Kclever monetary policy draws the short straw against unwise economic policy. This is impressively shown in Hungary. The central bank there has been fighting inflation and the weakness of the national currency, the forint, for a year and a half. But the monetary authorities’ efforts were thwarted by the national-conservative government. This is now leading to a showdown between the Magyar Nemzeti Bank (MNB) and the cabinet of Prime Minister Viktor Orbán.
His former favourite, György Matolcsy, the president of the MNB, is unusually sharp in public. Most recently, Matolcsy criticized the inappropriate economic policy in parliament and spoke of faulty crisis management. “We have to face the fact that the Hungarian economy is in a near-crisis situation,” said the top regulator.
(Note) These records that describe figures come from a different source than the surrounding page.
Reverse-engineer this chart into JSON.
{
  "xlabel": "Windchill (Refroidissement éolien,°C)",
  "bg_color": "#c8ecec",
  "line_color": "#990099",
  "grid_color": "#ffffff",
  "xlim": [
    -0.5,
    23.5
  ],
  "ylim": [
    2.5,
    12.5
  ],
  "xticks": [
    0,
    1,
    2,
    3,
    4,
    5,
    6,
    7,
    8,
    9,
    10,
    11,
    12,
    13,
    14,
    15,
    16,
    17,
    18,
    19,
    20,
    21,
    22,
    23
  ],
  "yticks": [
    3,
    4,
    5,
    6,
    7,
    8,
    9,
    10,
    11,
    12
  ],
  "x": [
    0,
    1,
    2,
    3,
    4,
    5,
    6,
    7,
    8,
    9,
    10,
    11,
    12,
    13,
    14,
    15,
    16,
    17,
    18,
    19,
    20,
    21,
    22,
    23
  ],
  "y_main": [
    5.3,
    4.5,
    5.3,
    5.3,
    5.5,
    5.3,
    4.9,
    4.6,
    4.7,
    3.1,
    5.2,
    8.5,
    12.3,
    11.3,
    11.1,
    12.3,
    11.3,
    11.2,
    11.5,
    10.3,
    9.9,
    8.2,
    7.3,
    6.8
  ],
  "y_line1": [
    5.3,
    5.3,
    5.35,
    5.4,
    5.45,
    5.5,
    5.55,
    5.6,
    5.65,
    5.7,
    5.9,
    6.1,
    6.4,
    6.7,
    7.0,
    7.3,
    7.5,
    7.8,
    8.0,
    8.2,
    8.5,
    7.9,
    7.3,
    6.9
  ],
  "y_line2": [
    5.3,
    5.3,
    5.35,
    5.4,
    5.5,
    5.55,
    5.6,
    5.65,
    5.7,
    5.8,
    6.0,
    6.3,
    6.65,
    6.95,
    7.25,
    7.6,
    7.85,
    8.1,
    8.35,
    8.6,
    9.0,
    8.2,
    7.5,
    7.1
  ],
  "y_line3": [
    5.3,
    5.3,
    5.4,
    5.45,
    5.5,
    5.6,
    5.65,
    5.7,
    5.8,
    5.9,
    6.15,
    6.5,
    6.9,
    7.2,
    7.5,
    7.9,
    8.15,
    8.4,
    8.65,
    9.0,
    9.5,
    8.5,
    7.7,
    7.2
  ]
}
Inflation will be 8 to 15 percent next year. The reason is the energy price boom and food inflation. The chief banker also noted that Hungary has the second lowest agricultural productivity in the EU after Bulgaria. In addition, the economic policy coordination between the government and the central bank is disrupted and this is costing many dearly. Hungary is the only country using more gasoline and gasoil than before the energy crisis, Matolcsy said.
Hungary lacks significant EU funds
He also described the 2021 state budget as a “malpractice”. The MNB had already tried in vain last year to persuade the Orbán government to abandon numerous investment projects. This year, the small Central European country will achieve new debt of around 6 percent of economic output, twice the EU average. The total debt burden is around a quarter and thus less than the EU average. But Hungary is missing significant EU funds because of a dispute over the rule of law. The country is one of the largest net recipients in the community.
Hungary’s twin deficit is the second highest in the EU after Romania. In 2023, however, Hungary will even be the “leader” here, predicts Matolcsy. He named the lack of investment in energy efficiency and the lack of preparation in agriculture for the climate crisis as the most important problems. This must have priority, because energy efficiency is the key to the way out.
The finance minister reacted defensively to Matolcsy’s criticism. He wrote on Facebook that while the governor of the central bank was right that there was a problem, the problem affected everyone: high energy prices were driving economies across Europe into recession. As a result of the crisis management, economic growth in Hungary has so far remained comparatively high and unemployment low.
Opposition is directed against the central bank governor
Ironically, one reaction to Matolcsy’s criticism was a complaint by the opposition party MSZP against the governor of the central bank because of the weakening of the forint exchange rate. As her co-chairman Imre Komjáthi recalled, Matolcsy told the parliament’s economic committee that Hungary was on the brink of a crisis and was among the four or five most vulnerable countries in the world. “In doing so, he invited the speculators. Not only has he sent the forint plummeting for the umpteenth time, he has exposed our country to a threat the likes of which we have never seen from a central bank governor. This is a crime of economic history.” The MSZP hopes that the Attorney General will hold Matolcsy accountable for the consequences of his testimony.
Hungary’s government is now fighting a recession. The measures of their 11-point action plan and the new “Factory rescue” guarantee and loan program could ensure Hungary avoids recession while maintaining full employment and protecting families, Economic Development Minister Márton Nagy said at an event of the Guarantee facility Garantiqa Hitelgarancia Zrt.
These include support for energy-intensive SMEs, the continuation of the Széchenyi card program, the rescue of factories, a longer interest rate freeze, the creation of a national capital holding company, the credit moratorium for agricultural companies, the tourism action plan, lowering utility costs , keeping food price caps and interest rate freezes for households, and freezing interest rates on student loans.
In the long term, he believes a new economic strategy model is necessary, as the geopolitical tensions and the energy crisis have presented Hungary with challenges that could only be addressed with a new model.